JRKC: I can prove the necessity of that Kant calls the Noumenal apriori

You have made this ambitious claim here before. What precise definition are you 
using for "the Noumenal"? In other words, please spell out exactly what you 
believe that you have proved, preferably as a complete deductive argumentation 
with carefully formulated premisses and the conclusion that (allegedly) follows 
necessarily from them.

Regards,

Jon Alan Schmidt - Olathe, Kansas, USA
Structural Engineer, Synechist Philosopher, Lutheran Christian
www.LinkedIn.com/in/JonAlanSchmidt<http://www.LinkedIn.com/in/JonAlanSchmidt> / 
twitter.com/JonAlanSchmidt<http://twitter.com/JonAlanSchmidt>

On Tue, Jun 24, 2025 at 10:11 AM Jack Cody 
<[email protected]<mailto:[email protected]>> wrote:
List, Robert

Thanks for the link to your paper.

I have to say, and this may go down like a lead balloon, but to be truly 
apriori, insofar as I am certain Kant and Hume use this term consistent with 
what it ought to mean, in that it be "independent of experience", then you must 
make provision for results which are not restricted to the triadic.

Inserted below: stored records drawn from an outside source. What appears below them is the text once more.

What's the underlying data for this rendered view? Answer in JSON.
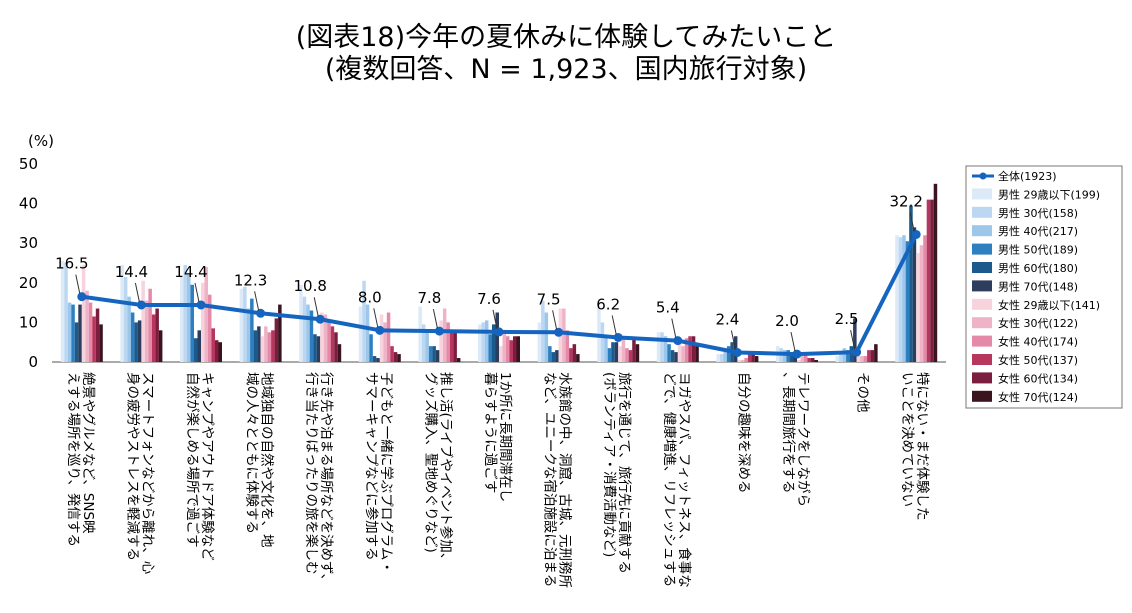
{
  "title_line1": "(図表18)今年の夏休みに体験してみたいこと",
  "title_line2": "(複数回答、N = 1,923、国内旅行対象)",
  "chart_data": {
    "type": "bar",
    "unit_label": "(%)",
    "ylim": [
      0,
      50
    ],
    "yticks": [
      "0",
      "10",
      "20",
      "30",
      "40",
      "50"
    ],
    "categories": [
      "絶景やグルメなど、SNS映えする場所を巡り、発信する",
      "スマートフォンなどから離れ、心身の疲労やストレスを軽減する",
      "キャンプやアウトドア体験など自然が楽しめる場所で過ごす",
      "地域独自の自然や文化を、地域の人々とともに体験する",
      "行き先や泊まる場所などを決めず、行き当たりばったりの旅を楽しむ",
      "子どもと一緒に学ぶプログラム・サマーキャンプなどに参加する",
      "推し活(ライブやイベント参加、グッズ購入、聖地めぐりなど)",
      "1か所に長期間滞在し暮らすように過ごす",
      "水族館の中、洞窟、古城、元刑務所など、ユニークな宿泊施設に泊まる",
      "旅行を通じて、旅行先に貢献する(ボランティア・消費活動など)",
      "ヨガやスパ、フィットネス、食事などで、健康増進、リフレッシュする",
      "自分の趣味を深める",
      "テレワークをしながら、長期間旅行をする",
      "その他",
      "特にない・まだ体験したいことを決めていない"
    ],
    "line_series": {
      "name": "全体(1923)",
      "color": "#1565c0",
      "values": [
        16.5,
        14.4,
        14.4,
        12.3,
        10.8,
        8.0,
        7.8,
        7.6,
        7.5,
        6.2,
        5.4,
        2.4,
        2.0,
        2.5,
        32.2
      ],
      "labels": [
        "16.5",
        "14.4",
        "14.4",
        "12.3",
        "10.8",
        "8.0",
        "7.8",
        "7.6",
        "7.5",
        "6.2",
        "5.4",
        "2.4",
        "2.0",
        "2.5",
        "32.2"
      ]
    },
    "series": [
      {
        "name": "男性 29歳以下(199)",
        "color": "#dce9f7",
        "values": [
          25.5,
          24.5,
          21.5,
          18.5,
          19.5,
          14,
          14,
          9.5,
          10,
          14,
          7.5,
          2,
          4,
          1.5,
          32
        ]
      },
      {
        "name": "男性 30代(158)",
        "color": "#bcd7f1",
        "values": [
          25,
          21.5,
          24.5,
          19,
          16.5,
          20.5,
          9.5,
          10,
          15.5,
          10,
          7.5,
          2,
          3.5,
          2.5,
          31.5
        ]
      },
      {
        "name": "男性 40代(217)",
        "color": "#9cc6ea",
        "values": [
          15,
          16.5,
          22,
          13.5,
          14.5,
          14.5,
          7.5,
          10.5,
          12.5,
          6.5,
          6.5,
          2.5,
          3,
          3.5,
          32
        ]
      },
      {
        "name": "男性 50代(189)",
        "color": "#2e7fbf",
        "values": [
          14.5,
          12.5,
          19.5,
          16,
          13,
          7,
          4,
          7,
          4,
          3.5,
          4.5,
          4,
          3,
          3,
          30.5
        ]
      },
      {
        "name": "男性 60代(180)",
        "color": "#1b5a8a",
        "values": [
          10,
          10,
          6,
          8,
          7,
          1.5,
          4,
          9.5,
          2.5,
          5,
          3,
          5,
          2,
          4,
          39.5
        ]
      },
      {
        "name": "男性 70代(148)",
        "color": "#2d3d5e",
        "values": [
          14.5,
          10.5,
          8,
          9,
          6.5,
          1,
          3,
          12.5,
          3,
          5,
          2.5,
          6.5,
          1.5,
          11,
          34
        ]
      },
      {
        "name": "女性 29歳以下(141)",
        "color": "#f7d3dd",
        "values": [
          24.5,
          20.5,
          20,
          6.5,
          12.5,
          12,
          10.5,
          4,
          13.5,
          4,
          5.5,
          0.5,
          0.5,
          2,
          27.5
        ]
      },
      {
        "name": "女性 30代(122)",
        "color": "#efb3c7",
        "values": [
          18,
          15.5,
          24,
          9,
          12,
          10,
          13.5,
          7.5,
          13.5,
          6.5,
          4,
          0.5,
          1.5,
          1.5,
          29.5
        ]
      },
      {
        "name": "女性 40代(174)",
        "color": "#e48aa8",
        "values": [
          15,
          18.5,
          17,
          7.5,
          10,
          12.5,
          10,
          6.5,
          8,
          3.5,
          6,
          1,
          2,
          1.5,
          32
        ]
      },
      {
        "name": "女性 50代(137)",
        "color": "#b7365e",
        "values": [
          11.5,
          12,
          8.5,
          8,
          9,
          4,
          8,
          5.5,
          3.5,
          3,
          6.5,
          2,
          1,
          3,
          41
        ]
      },
      {
        "name": "女性 60代(134)",
        "color": "#7a1d3f",
        "values": [
          13.5,
          13.5,
          5.5,
          11,
          7.5,
          2.5,
          7.5,
          6.5,
          4.5,
          6,
          6.5,
          2,
          1,
          3,
          41
        ]
      },
      {
        "name": "女性 70代(124)",
        "color": "#3a1520",
        "values": [
          9.5,
          8,
          5,
          14.5,
          4.5,
          2,
          1,
          6.5,
          2,
          4.5,
          4,
          1.5,
          0.5,
          4.5,
          45
        ]
      }
    ]
  }
}
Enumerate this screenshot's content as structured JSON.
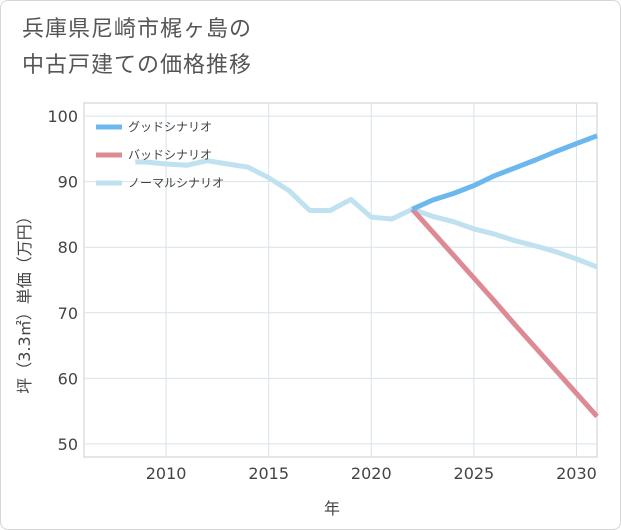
{
  "title_lines": [
    "兵庫県尼崎市梶ヶ島の",
    "中古戸建ての価格推移"
  ],
  "chart_data": {
    "type": "line",
    "title": "兵庫県尼崎市梶ヶ島の中古戸建ての価格推移",
    "xlabel": "年",
    "ylabel": "坪（3.3㎡）単価（万円）",
    "xlim": [
      2006,
      2031
    ],
    "ylim": [
      48,
      102
    ],
    "x_ticks": [
      2010,
      2015,
      2020,
      2025,
      2030
    ],
    "y_ticks": [
      50,
      60,
      70,
      80,
      90,
      100
    ],
    "grid": true,
    "legend_position": "top-left",
    "series": [
      {
        "name": "グッドシナリオ",
        "color": "#6cb8ee",
        "x": [
          2022,
          2023,
          2024,
          2025,
          2026,
          2027,
          2028,
          2029,
          2030,
          2031
        ],
        "y": [
          85.8,
          87.2,
          88.2,
          89.4,
          90.9,
          92.1,
          93.3,
          94.6,
          95.8,
          97.0
        ]
      },
      {
        "name": "バッドシナリオ",
        "color": "#dc8a93",
        "x": [
          2022,
          2023,
          2024,
          2025,
          2026,
          2027,
          2028,
          2029,
          2030,
          2031
        ],
        "y": [
          85.8,
          82.3,
          78.8,
          75.3,
          71.8,
          68.2,
          64.7,
          61.2,
          57.7,
          54.2
        ]
      },
      {
        "name": "ノーマルシナリオ",
        "color": "#bfe1f0",
        "x": [
          2008.5,
          2009,
          2010,
          2011,
          2012,
          2013,
          2014,
          2015,
          2016,
          2017,
          2018,
          2019,
          2020,
          2021,
          2022,
          2023,
          2024,
          2025,
          2026,
          2027,
          2028,
          2029,
          2030,
          2031
        ],
        "y": [
          93.0,
          93.0,
          92.7,
          92.5,
          93.2,
          92.7,
          92.2,
          90.6,
          88.6,
          85.6,
          85.6,
          87.3,
          84.6,
          84.3,
          85.8,
          84.7,
          83.9,
          82.8,
          82.0,
          81.0,
          80.2,
          79.3,
          78.2,
          77.0
        ]
      }
    ]
  }
}
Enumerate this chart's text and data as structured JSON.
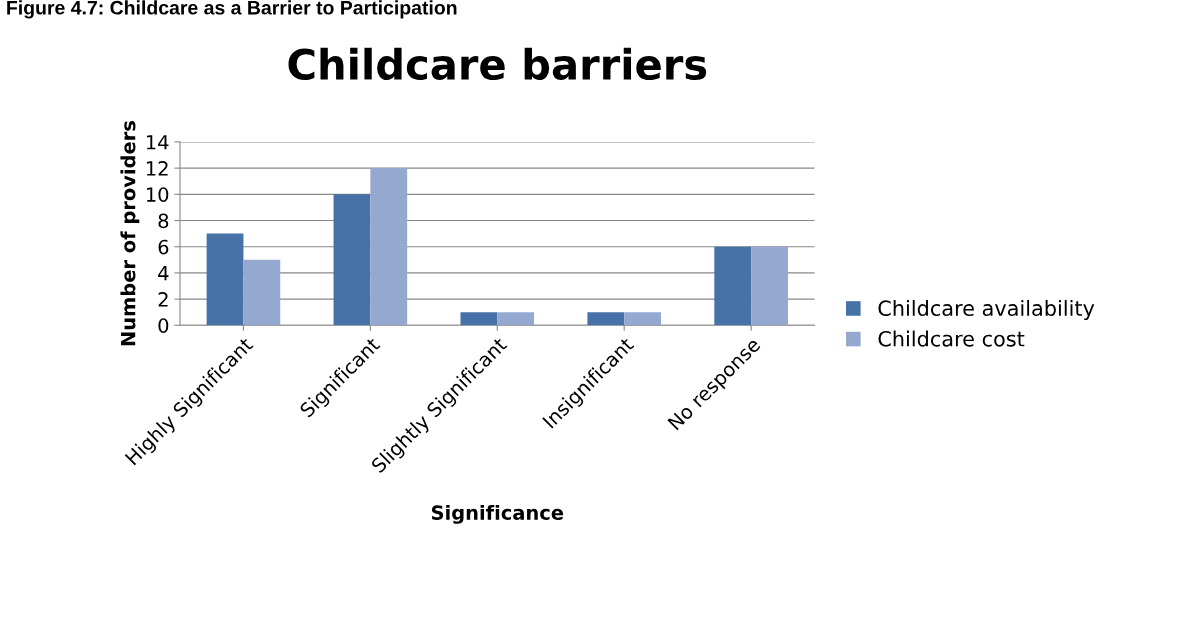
{
  "chart_data": {
    "type": "bar",
    "title": "Childcare barriers",
    "annotations": [
      "Figure 4.7: Childcare as a Barrier to Participation"
    ],
    "xlabel": "Significance",
    "ylabel": "Number of providers",
    "categories": [
      "Highly Significant",
      "Significant",
      "Slightly Significant",
      "Insignificant",
      "No response"
    ],
    "series": [
      {
        "name": "Childcare availability",
        "color": "#4672a8",
        "values": [
          7,
          10,
          1,
          1,
          6
        ]
      },
      {
        "name": "Childcare cost",
        "color": "#95a9d0",
        "values": [
          5,
          12,
          1,
          1,
          6
        ]
      }
    ],
    "ylim": [
      0,
      14
    ],
    "yticks": [
      0,
      2,
      4,
      6,
      8,
      10,
      12,
      14
    ],
    "grid": "y",
    "legend": "right"
  }
}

That is, I 
think it close to impossible to demonstrate the necessity of a triad, which to 
me, is an arbitrary schema in all geometry and sciences, regardless of 
qualitative distinction surrounding it which I do understand (Peirce and so 
forth — it is not arbitrary for Peirce and he makes his arguments as everyone 
knows).

I'd be interested to know if you can prove the necessity of retaining the triad 
and qualify "independent of experience" (I cannot). I can prove the necessity 
of that Kant calls the Noumenal apriori and it is one of the few things which 
is truly apriori (I'm hard pressed to think of a second, in fact).